5. Il résulte des dispositions du premier alinéa de l’article
L. 480-1 du code de l’urbanisme, et de l’article L. 481-1 du code de l’urbanisme, éclairées par les travaux parlementaires préalables à l’adoption de la loi du 27 décembre 2019 relative à l’engagement dans la vie locale et à la proximité de l’action publique dont elles sont issues, que, dans le but de renforcer le respect des règles d’utilisation des sols et des autorisations d’urbanisme, le législateur a entendu, que, lorsqu’a été dressé un procès-verbal constatant que des travaux soumis à permis de construire, permis d’aménager, permis de démolir ou déclaration préalable ou dispensés, à titre dérogatoire, d’une telle formalité ont été entrepris ou exécutés irrégulièrement, l’autorité compétente pour délivrer l’autorisation d’urbanisme puisse, dans le cadre de ses pouvoirs de police spéciale et indépendamment des poursuites pénales qui peuvent être exercées pour réprimer l’infraction constatée, mettre en demeure l’intéressé, après avoir recueilli ses observations, selon la nature de l’irrégularité constatée et les moyens permettant d’y remédier, soit de solliciter l’autorisation ou la déclaration nécessaire, soit de mettre la construction, l’aménagement, l’installation ou les travaux en cause en conformité avec les dispositions dont la méconnaissance a été constatée, y compris, si la mise en conformité l’impose, en procédant aux démolitions nécessaires. Cette mise en demeure peut être assortie d’une astreinte, prononcée dès l’origine ou à tout moment après l’expiration du délai imparti par la mise en demeure, s’il n’y a pas été satisfait, en ce cas après que l’intéressé a de nouveau été invité à présenter ses observations.
6. D’une part, il résulte des dispositions précitées que le maire est compétent pour procéder à la mise en demeure prévue par lesdites dispositions, et que cette mise en demeure peut s’accompagner d’une astreinte, prononcée dès l’origine ou à tout moment après l’expiration du délai imparti par la mise en demeure. En l’espèce, la décision litigieuse vise notamment l’article L. 481-1 du code de l’urbanisme, indique que les constructions litigieuses ne peuvent être régularisées et octroie à la SCI Virginie un délai de cinq mois pour se mettre en conformité en prévoyant une astreinte journalière de 200 euros par jour retard en cas d’inexécution de la mise en demeure. Par suite, la société requérante n’est pas fondée à soutenir que le maire de Mougins n’aurait pas été compétent pour prendre la mesure litigieuse ni qu’il n’aurait pas pu assortir ladite mesure d’une astreinte.

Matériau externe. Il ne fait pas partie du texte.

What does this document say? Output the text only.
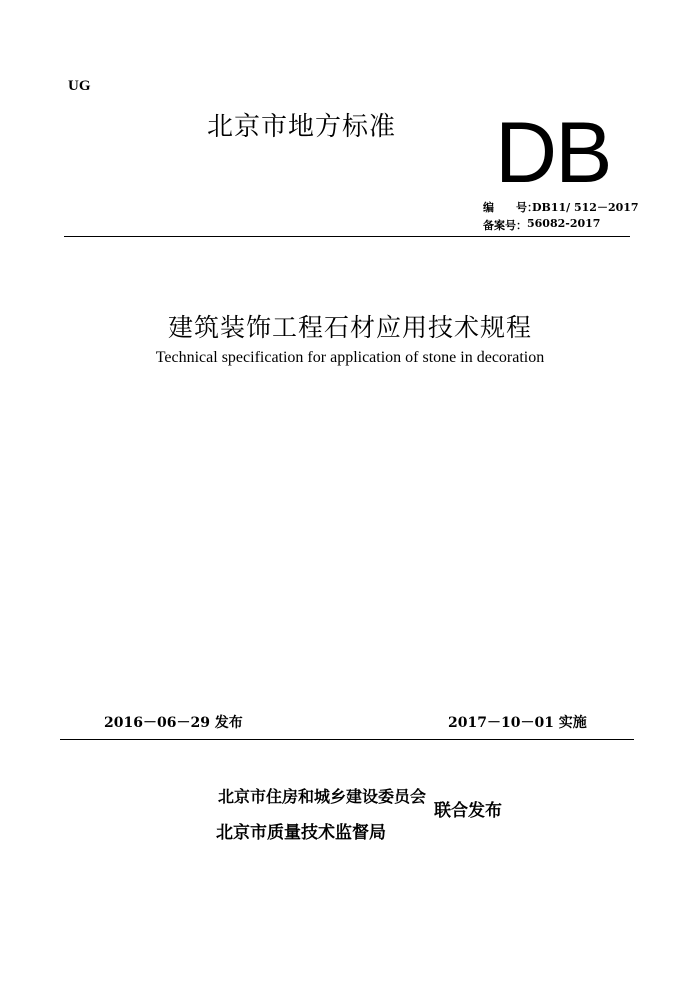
UG
北京市地方标准 DB
编 号：
DB11/ 512－2017
备案号： 56082-2017
建筑装饰工程石材应用技术规程
Technical specification for application of stone in decoration
2016－06－29 发布	2017－10－01 实施
北京市住房和城乡建设委员会
北京市质量技术监督局
联合发布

7. D’autre part, il ressort des pièces du dossier que par un procès-verbal n° 32/2022 établi le 24 mai 2022, l’agent verbalisateur de la commune de Mougins a constaté sur le terrain de la SCI Virginie, une première construction d’une superficie de 0,88 m² et d’une hauteur de 2,4 mètres destinée au stockage d’outils située à moins de 5 mètres des limites séparatives. Il ressort également dudit procès-verbal, l’existence de deux constructions en bois, disposées en « L », montées sur carcasses métalliques et reposant sur des cales métalliques, réalisées sans autorisation d’urbanisme. Dès lors que les procès-verbaux d’infraction font foi jusqu’à preuve du contraire, la société requérante ne peut sérieusement soutenir que l’infraction n’est pas caractérisée. En outre, si la société requérante soutient que la décision litigieuse serait entachée d’une erreur manifeste d’appréciation, elle n’apporte toutefois aucun élément à l’appui d’une telle allégation permettant au tribunal d’en apprécier le bien-fondé.

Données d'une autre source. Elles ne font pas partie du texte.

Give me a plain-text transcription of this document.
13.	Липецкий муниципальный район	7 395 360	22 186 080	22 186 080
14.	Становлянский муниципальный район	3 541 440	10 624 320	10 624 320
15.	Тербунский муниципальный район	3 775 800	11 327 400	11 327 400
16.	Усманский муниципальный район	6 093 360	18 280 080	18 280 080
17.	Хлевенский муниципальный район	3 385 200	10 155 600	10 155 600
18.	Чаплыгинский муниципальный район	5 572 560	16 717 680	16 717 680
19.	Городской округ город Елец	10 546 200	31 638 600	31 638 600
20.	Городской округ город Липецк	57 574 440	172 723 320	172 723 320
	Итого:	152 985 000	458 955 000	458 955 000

8. Il résulte de tout ce qui précède que les conclusions susmentionnées aux fins d’annulation doivent être rejetées. Par voie de conséquence, les conclusions de la requête au titre des frais liés au litige doivent également être rejetées.
D E C I D E :
Article 1er : La requête de la société civile immobilière Virginie est rejetée.
Article 2 : Le présent jugement sera notifié à la société civile immobilière Virginie et à la commune de Mougins.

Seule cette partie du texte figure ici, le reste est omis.